By matching NOAA meteorological scientists with sociologists, the team was able to evaluate each technology and system from the perspective of a scientist and from the perspective of the end user, according to Tolby.
“Especially in these very uncertain decision spaces, you can’t solely rely on technical or quantitative information, especially given the uncertainty and range of possible outcomes,” said Emily Wells, a social decision scientist from Colorado State University’s Cooperative Institute for Research in the Atmosphere.

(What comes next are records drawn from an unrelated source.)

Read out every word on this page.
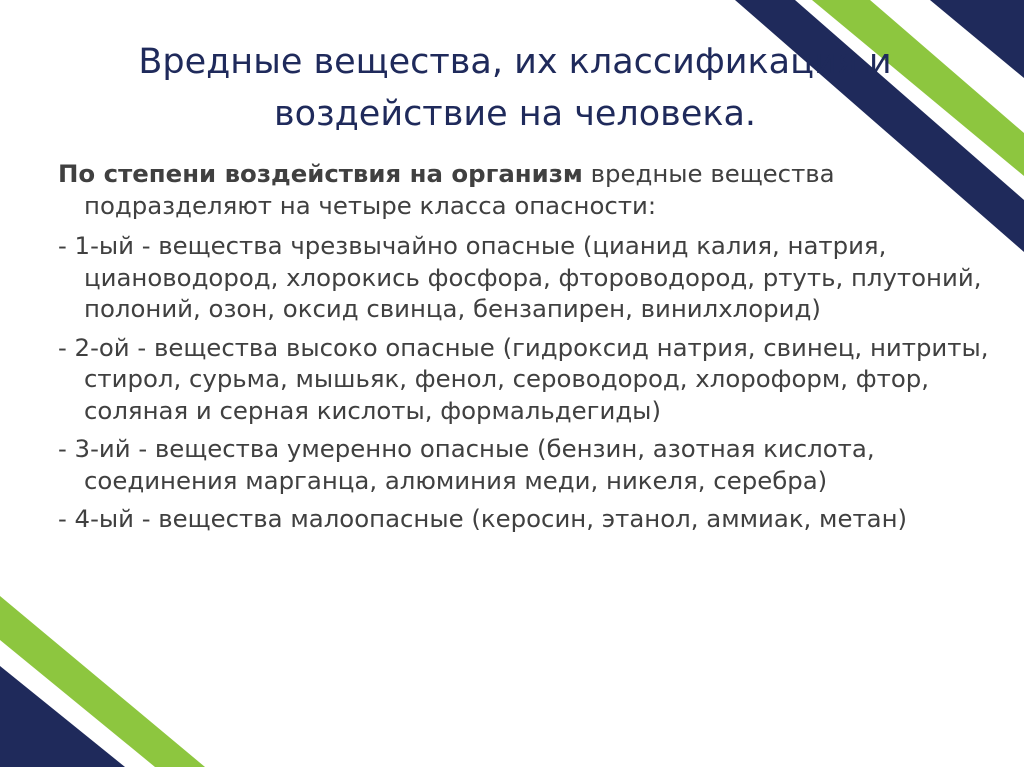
Вредные вещества, их классификация и
воздействие на человека.

По степени воздействия на организм вредные вещества подразделяют на четыре класса опасности:

- 1-ый - вещества чрезвычайно опасные (цианид калия, натрия, циановодород, хлорокись фосфора, фтороводород, ртуть, плутоний, полоний, озон, оксид свинца, бензапирен, винилхлорид)

- 2-ой - вещества высоко опасные (гидроксид натрия, свинец, нитриты, стирол, сурьма, мышьяк, фенол, сероводород, хлороформ, фтор, соляная и серная кислоты, формальдегиды)

- 3-ий - вещества умеренно опасные (бензин, азотная кислота, соединения марганца, алюминия меди, никеля, серебра)

- 4-ый - вещества малоопасные (керосин, этанол, аммиак, метан)
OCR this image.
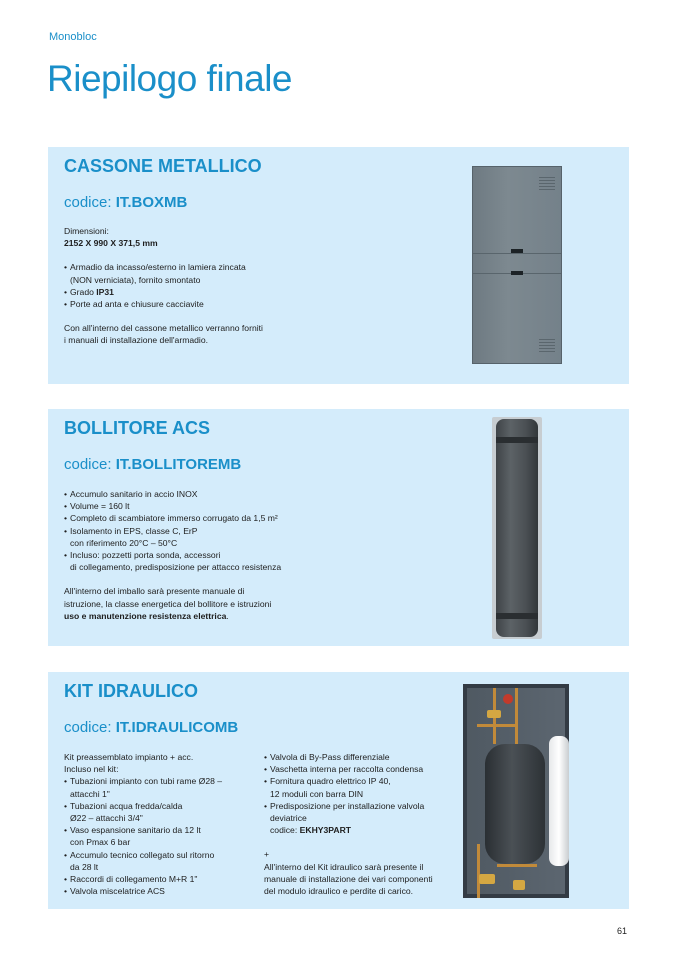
Monobloc
Riepilogo finale
CASSONE METALLICO
codice: IT.BOXMB
Dimensioni:
2152 X 990 X 371,5 mm
• Armadio da incasso/esterno in lamiera zincata
(NON verniciata), fornito smontato
• Grado IP31
• Porte ad anta e chiusure cacciavite
Con all'interno del cassone metallico verranno forniti
i manuali di installazione dell'armadio.
BOLLITORE ACS
codice: IT.BOLLITOREMB
• Accumulo sanitario in accio INOX
• Volume = 160 lt
• Completo di scambiatore immerso corrugato da 1,5 m²
• Isolamento in EPS, classe C, ErP
con riferimento 20°C – 50°C
• Incluso: pozzetti porta sonda, accessori
di collegamento, predisposizione per attacco resistenza
All'interno del imballo sarà presente manuale di
istruzione, la classe energetica del bollitore e istruzioni
uso e manutenzione resistenza elettrica.
KIT IDRAULICO
codice: IT.IDRAULICOMB
Kit preassemblato impianto + acc.
Incluso nel kit:
• Tubazioni impianto con tubi rame Ø28 –
attacchi 1"
• Tubazioni acqua fredda/calda
Ø22 – attacchi 3/4"
• Vaso espansione sanitario da 12 lt
con Pmax 6 bar
• Accumulo tecnico collegato sul ritorno
da 28 lt
• Raccordi di collegamento M+R 1"
• Valvola miscelatrice ACS
• Valvola di By-Pass differenziale
• Vaschetta interna per raccolta condensa
• Fornitura quadro elettrico IP 40,
12 moduli con barra DIN
• Predisposizione per installazione valvola
deviatrice
codice: EKHY3PART
+
All'interno del Kit idraulico sarà presente il
manuale di installazione dei vari componenti
del modulo idraulico e perdite di carico.
61
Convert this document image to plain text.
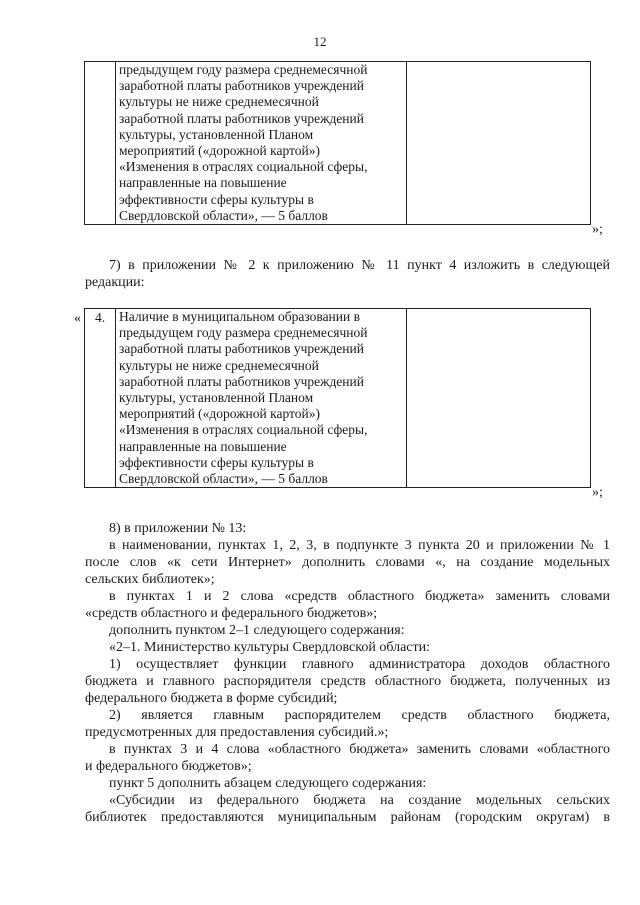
12

предыдущем году размера среднемесячной
заработной платы работников учреждений
культуры не ниже среднемесячной
заработной платы работников учреждений
культуры, установленной Планом
мероприятий («дорожной картой»)
«Изменения в отраслях социальной сферы,
направленные на повышение
эффективности сферы культуры в
Свердловской области», — 5 баллов

»;
7) в приложении № 2 к приложению № 11 пункт 4 изложить в следующей
редакции:
« 4.	Наличие в муниципальном образовании в
предыдущем году размера среднемесячной
заработной платы работников учреждений
культуры не ниже среднемесячной
заработной платы работников учреждений
культуры, установленной Планом
мероприятий («дорожной картой»)
«Изменения в отраслях социальной сферы,
направленные на повышение
эффективности сферы культуры в
Свердловской области», — 5 баллов

»;
8) в приложении № 13:
в наименовании, пунктах 1, 2, 3, в подпункте 3 пункта 20 и приложении № 1
после слов «к сети Интернет» дополнить словами «, на создание модельных
сельских библиотек»;
в пунктах 1 и 2 слова «средств областного бюджета» заменить словами
«средств областного и федерального бюджетов»;
дополнить пунктом 2–1 следующего содержания:
«2–1. Министерство культуры Свердловской области:
1) осуществляет функции главного администратора доходов областного
бюджета и главного распорядителя средств областного бюджета, полученных из
федерального бюджета в форме субсидий;
2) является главным распорядителем средств областного бюджета,
предусмотренных для предоставления субсидий.»;
в пунктах 3 и 4 слова «областного бюджета» заменить словами «областного
и федерального бюджетов»;
пункт 5 дополнить абзацем следующего содержания:
«Субсидии из федерального бюджета на создание модельных сельских
библиотек предоставляются муниципальным районам (городским округам) в
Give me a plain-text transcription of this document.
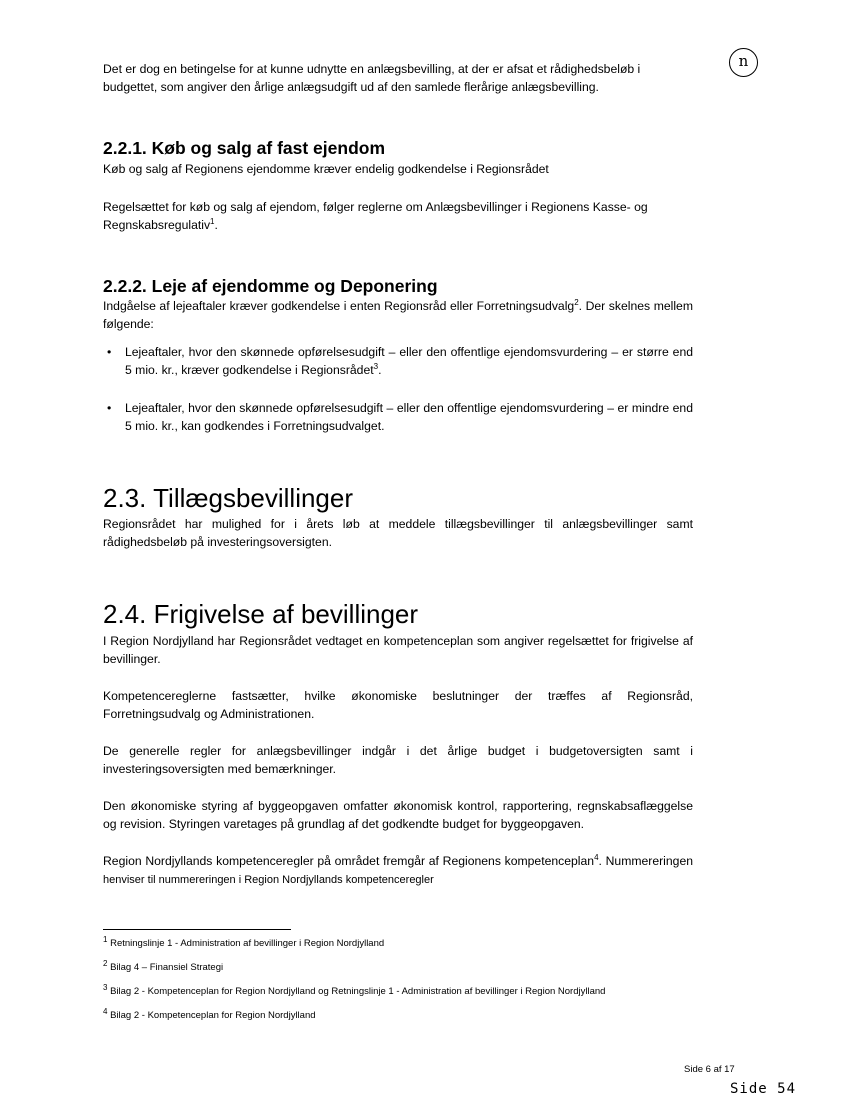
n

Det er dog en betingelse for at kunne udnytte en anlægsbevilling, at der er afsat et rådighedsbeløb i budgettet, som angiver den årlige anlægsudgift ud af den samlede flerårige anlægsbevilling.

2.2.1. Køb og salg af fast ejendom

Køb og salg af Regionens ejendomme kræver endelig godkendelse i Regionsrådet

Regelsættet for køb og salg af ejendom, følger reglerne om Anlægsbevillinger i Regionens Kasse- og Regnskabsregulativ$^1$.

2.2.2. Leje af ejendomme og Deponering

Indgåelse af lejeaftaler kræver godkendelse i enten Regionsråd eller Forretningsudvalg$^2$. Der skelnes mellem følgende:

• Lejeaftaler, hvor den skønnede opførelsesudgift – eller den offentlige ejendomsvurdering – er større end 5 mio. kr., kræver godkendelse i Regionsrådet$^3$.
• Lejeaftaler, hvor den skønnede opførelsesudgift – eller den offentlige ejendomsvurdering – er mindre end 5 mio. kr., kan godkendes i Forretningsudvalget.
2.3. Tillægsbevillinger

Regionsrådet har mulighed for i årets løb at meddele tillægsbevillinger til anlægsbevillinger samt rådighedsbeløb på investeringsoversigten.

2.4. Frigivelse af bevillinger

I Region Nordjylland har Regionsrådet vedtaget en kompetenceplan som angiver regelsættet for frigivelse af bevillinger.

Kompetencereglerne fastsætter, hvilke økonomiske beslutninger der træffes af Regionsråd, Forretningsudvalg og Administrationen.

De generelle regler for anlægsbevillinger indgår i det årlige budget i budgetoversigten samt i investeringsoversigten med bemærkninger.

Den økonomiske styring af byggeopgaven omfatter økonomisk kontrol, rapportering, regnskabsaflæggelse og revision. Styringen varetages på grundlag af det godkendte budget for byggeopgaven.

Region Nordjyllands kompetenceregler på området fremgår af Regionens kompetenceplan$^4$. Nummereringen henviser til nummereringen i Region Nordjyllands kompetenceregler

$^1$ Retningslinje 1 - Administration af bevillinger i Region Nordjylland
$^2$ Bilag 4 – Finansiel Strategi
$^3$ Bilag 2 - Kompetenceplan for Region Nordjylland og Retningslinje 1 - Administration af bevillinger i Region Nordjylland
$^4$ Bilag 2 - Kompetenceplan for Region Nordjylland
Side 6 af 17
Side 54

Wells is one of the social scientists serving on the Fire Weather Testbed’s User Needs Assessment team. In short, she is responsible for talking with end users of the Fire Weather Testbed’s technologies in order to determine the questions that the Testbed needs to ask during evaluations.
She and her colleague, Dr. Ben Hatchett, have engaged directly with incident meteorologists, land managers and other fire partners to best understand how the Testbed’s technologies are operating in context and in real-time.
Wells said that fire partners have appreciated talking to researchers and being involved in the conversations that would end up impacting them and their field work.
“Having those conversations up front and at the forefront of product development can really help facilitate how these technologies are applied… and helping bridge the research gap to make the end users’ lives easier,” said Wells.
Wells is planning on completing firefighter training in the near future.
Before joining the Testbed, Tolby worked as an incident meteorologist (IMT), work which put him on the ground, side-by-side with firefighters battling blazes in the western United States.
“What I really realized is that the tools and technology we currently have really weren’t sufficient to answer the questions that incident commanders and operations folks out fighting a wildfire needed answered,” he said.
Fire strength, wind speed, wind shift and information on future weather conditions are all critical to fighting fires and necessary to ensure the safety of the firefighters themselves.
“There’s a lot of need right now for new tools and technology,” said Tolby, “and so I feel like we really have an opportunity to make some really positive change in society around wildfires and fire weather forecasting.”
“And to help transition things into the real world and make a real impact. So that’s really rewarding.”